# troy bilt 8526 storm carb problem, what brand replacement



## dallison (Feb 1, 2015)

I have a very clean 8526 that needs a new carb. Do i go with the oem, or another brand such as oregon.

The tecumseh part# is 640349 and the oregon is 50-659. There is a $50 difference in price as the oregon is $20 and the oem is $70

I would rather make sure i have a good carb but don't want to pay premium money if tecumseh just slapped their sticker on a box and charged more.

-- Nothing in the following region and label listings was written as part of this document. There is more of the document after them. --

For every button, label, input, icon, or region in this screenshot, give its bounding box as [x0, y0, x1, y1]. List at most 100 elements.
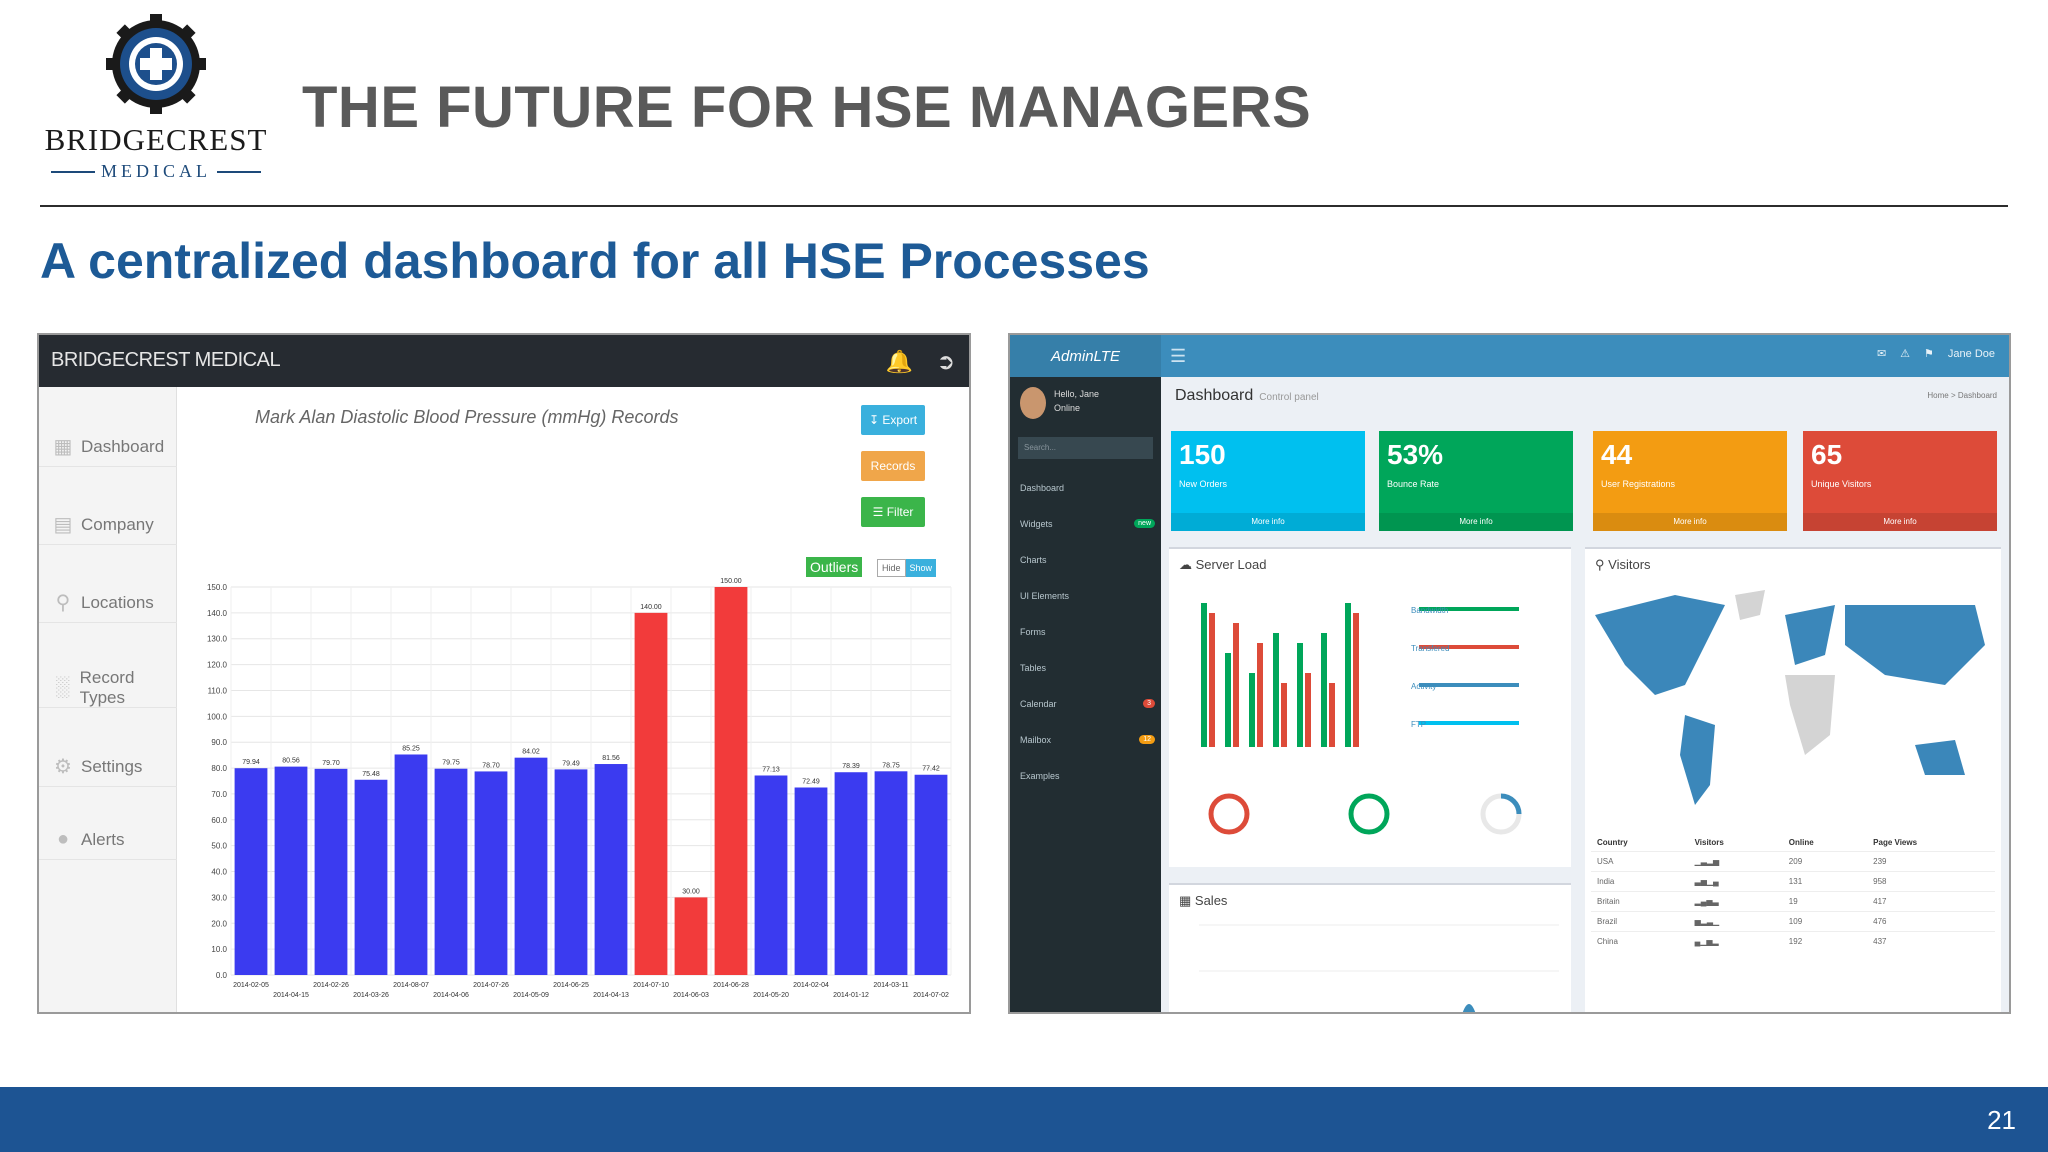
slide-title: THE FUTURE FOR HSE MANAGERS [302, 75, 1312, 140]
server-load-panel: ☁ Server Load [1169, 547, 1571, 867]
visitors-table: Country Visitors Online Page Views USA ▁▃… [1591, 834, 1995, 951]
breadcrumb: Home > Dashboard [1927, 391, 1997, 400]
data-label: 78.70 [482, 762, 500, 769]
y-tick-label: 150.0 [207, 583, 228, 592]
y-tick-label: 130.0 [207, 635, 228, 644]
left-app-sidebar: ▦ Dashboard ▤ Company ⚲ Locations ░ Reco… [39, 387, 177, 1012]
stat-box-bounce-rate: 53% Bounce Rate More info [1379, 431, 1573, 531]
menu-item-dashboard[interactable]: Dashboard [1010, 477, 1161, 499]
sidebar-item-record-types[interactable]: ░ Record Types [39, 668, 177, 708]
data-label: 150.00 [720, 578, 742, 585]
x-tick-label: 2014-06-25 [553, 982, 589, 989]
menu-toggle-icon[interactable]: ☰ [1170, 346, 1186, 367]
x-tick-label: 2014-06-03 [673, 992, 709, 999]
logout-icon[interactable]: ➲ [937, 349, 955, 375]
sidebar-item-company[interactable]: ▤ Company [39, 505, 177, 545]
data-label: 72.49 [802, 778, 820, 785]
more-info-link[interactable]: More info [1379, 513, 1573, 531]
data-label: 79.75 [442, 760, 460, 767]
grid-icon: ▦ [53, 436, 73, 458]
stat-box-user-registrations: 44 User Registrations More info [1593, 431, 1787, 531]
data-label: 30.00 [682, 888, 700, 895]
sidebar-search[interactable]: Search... [1018, 437, 1153, 459]
x-tick-label: 2014-07-02 [913, 992, 949, 999]
bar [714, 587, 748, 975]
envelope-icon[interactable]: ✉ [1877, 347, 1886, 360]
user-menu[interactable]: Jane Doe [1948, 348, 1995, 360]
online-status: Online [1054, 403, 1081, 413]
bar [394, 754, 428, 975]
filter-button[interactable]: ☰ Filter [861, 497, 925, 527]
bar [834, 772, 868, 975]
menu-item-charts[interactable]: Charts [1010, 549, 1161, 571]
bell-icon[interactable]: 🔔 [886, 349, 913, 375]
data-label: 78.75 [882, 762, 900, 769]
menu-item-widgets[interactable]: Widgets new [1010, 513, 1161, 535]
menu-item-examples[interactable]: Examples [1010, 765, 1161, 787]
logo-subtitle: MEDICAL [38, 161, 274, 182]
menu-item-mailbox[interactable]: Mailbox 12 [1010, 729, 1161, 751]
page-number: 21 [1987, 1105, 2016, 1135]
x-tick-label: 2014-03-26 [353, 992, 389, 999]
bp-bar-chart: 0.0 10.0 20.0 30.0 40.0 50.0 60.0 70.0 80.0 90.0 1… [207, 578, 952, 999]
y-tick-label: 10.0 [211, 945, 227, 954]
bar [314, 768, 348, 975]
data-label: 77.42 [922, 766, 940, 773]
visitors-panel: ⚲ Visitors Country Visitors Online Page … [1585, 547, 2001, 1012]
left-app-brand: BRIDGECREST MEDICAL [51, 349, 281, 371]
y-tick-label: 140.0 [207, 609, 228, 618]
records-button[interactable]: Records [861, 451, 925, 481]
export-button[interactable]: ↧ Export [861, 405, 925, 435]
slide-subtitle: A centralized dashboard for all HSE Proc… [40, 233, 1150, 289]
bar [874, 771, 908, 975]
menu-item-calendar[interactable]: Calendar 3 [1010, 693, 1161, 715]
left-app-main: Mark Alan Diastolic Blood Pressure (mmHg… [177, 387, 969, 1012]
alert-icon: ● [56, 828, 70, 850]
y-tick-label: 110.0 [208, 686, 228, 695]
chart-title: Mark Alan Diastolic Blood Pressure (mmHg… [255, 407, 679, 427]
bell-icon[interactable]: ⚠ [1900, 347, 1910, 360]
sidebar-item-locations[interactable]: ⚲ Locations [39, 583, 177, 623]
bar [594, 764, 628, 975]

The carb is leaking fuel and i am sure some of you will say to rebuild it, but replacement might be better.

What would you choose?


----------



## Shryp (Jan 1, 2011)

I would go with the $20 one if I had to choose. First I would try and fix the old one though. Could be something easy. For $70 you are almost to a new engine.


----------



## classiccat (Mar 1, 2014)

Welcome to SBF!!!

+1 on what Shyrp said. 

Or at least get the cheap knock-off & a rebuild kit to learn how to rebuild the old one; the replacement carb will eventually need rebuild as well! Plus you'll learn how they're put together & work.


----------



## dallison (Feb 1, 2015)

Thanks for the advice. I believe that i'll do just that. I appreciate the help.


----------